Ils soutiennent que :
— ils sont copropriétaires d’une maison de famille classée pour son caractère remarquable qui sera affectée par la construction et connaitra une dévalorisation ;
— le bâtiment R+1 (ANO)rue de la Garenne(ANO) occultera le soleil dans leur cour intérieure et sera source d’humidité et de sensation de confinement ;
— le conduit de cheminée est positionné en bas de pente, ce qui n’est pas conforme à la réglementation sismique, et cela représente une nuisance puisque la fumée ne pourra s’échapper en cas de vent ;
— le permis accordé ne prévoit pas de garde-corps, ce qui n’est pas conforme à la réglementation de sécurité ;
— l’annexe a été construite sans autorisation régulière ;
— le projet méconnait le plan local d’urbanisme intercommunal, qui interdit les constructions nouvelles dont la hauteur fait obstacle aux perspectives existantes, du fait de sa situation dans l’axe de l’église de La Flotte-en-Ré et de la hauteur des constructions, 7,36 m et 6,17 m ;
— le projet porte atteinte à la zone patrimoniale remarquable définie par le tome 4 annexe 11 du plan local d’urbanisme intercommunal ;
— la pente du toit de l’annexe est supérieure à 28% et le velux sera très visible depuis l’espace public.
Par un mémoire en défense enregistré le 28 janvier 2021, M. et Mme A concluent au rejet de la requête et demandent que soit mise à la charge des requérants la somme de 2 000 euros sur le fondement de l’article L. 761-1 du code de justice administrative.
Ils soutiennent que :
— la requête est irrecevable pour tardiveté, pour défaut d’intérêt à agir et de production de la décision attaquée et les requérants ne justifient pas avoir accompli les notifications prévues par l’article R. 600-1 du code de l’urbanisme ;
— - à titre subsidiaire, aucun des moyens soulevés n’est fondé.
Par un mémoire en défense enregistré le 17 septembre 2021, la commune de La Flotte-en-Ré, représentée par Me Brossier, conclut au rejet de la requête et demande que soit mise à la charge des requérants la somme de 2 000 euros sur le fondement de l’article L. 761-1 du code de justice administrative.
Elle soutient que :
— la requête est irrecevable dès lors que les requérants ne justifient pas avoir accompli les notifications prévues par l’article R. 600-1 du code de l’urbanisme ;
— à titre subsidiaire, aucun des moyens soulevés n’est fondé.

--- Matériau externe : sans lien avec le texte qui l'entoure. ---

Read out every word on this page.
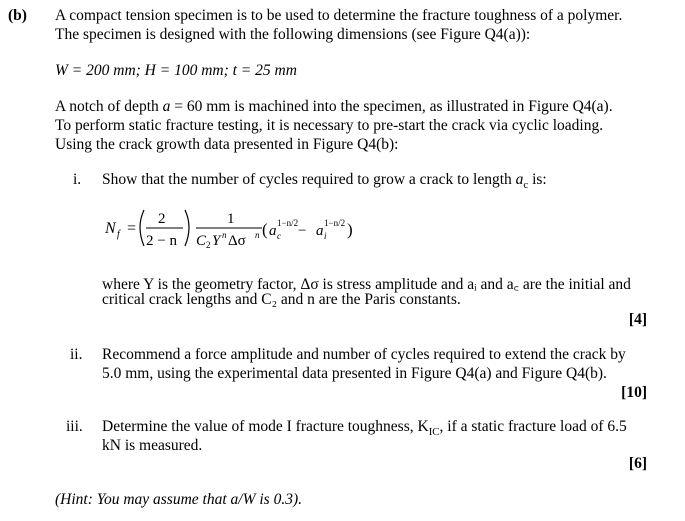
(b) A compact tension specimen is to be used to determine the fracture toughness of a polymer.
The specimen is designed with the following dimensions (see Figure Q4(a)):
W = 200 mm; H = 100 mm; t = 25 mm
A notch of depth a = 60 mm is machined into the specimen, as illustrated in Figure Q4(a).
To perform static fracture testing, it is necessary to pre-start the crack via cyclic loading.
Using the crack growth data presented in Figure Q4(b):
i. Show that the number of cycles required to grow a crack to length $a_c$ is:
N f =
2
2 − n
1
C 2 Y n Δσ n ( a c
1−n/2 − a i
1−n/2 )
where Y is the geometry factor, Δσ is stress amplitude and aᵢ and a꜀ are the initial and
critical crack lengths and C₂ and n are the Paris constants.
[4]
ii. Recommend a force amplitude and number of cycles required to extend the crack by
5.0 mm, using the experimental data presented in Figure Q4(a) and Figure Q4(b).
[10]
iii. Determine the value of mode I fracture toughness, $K_{IC}$, if a static fracture load of 6.5
kN is measured.
[6]
(Hint: You may assume that a/W is 0.3).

Vu les autres pièces du dossier.
Vu :
— le code de l’urbanisme ;
— le code de justice administrative.
Les parties ont été régulièrement averties du jour de l’audience.
Ont été entendus au cours de l’audience publique :
— le rapport de M. F,
— les conclusions de M. Plas, rapporteur public,
— et les observations de Me Brossier, représentant la commune de La Flotte-en-Ré, et de M. A, pétitionnaire.
La clôture de l’instruction a été fixée au 21 octobre 2021 par ordonnance du 21 septembre 2021.
Considérant ce qui suit :
1. Mmes H B et Vanina D et M. G B sont propriétaires indivis dans la commune de La Flotte-en-Ré d’une résidence secondaire située (ANO)14 rue Saint-Nicolas(ANO) sur une parcelle cadastrée (ANO)AB n°549. M. et Mme A sont propriétaires de la parcelle (ANO)AB n°550(ANO) et ont obtenu un permis de construire, délivré par arrêté du 28 mai 2020, en vue de démolir les deux bâtiments existants et d’édifier deux bâtiments avec un étage afin d’y créer une résidence secondaire. Les requérants demandent l’annulation de cet arrêté du 28 mai 2020.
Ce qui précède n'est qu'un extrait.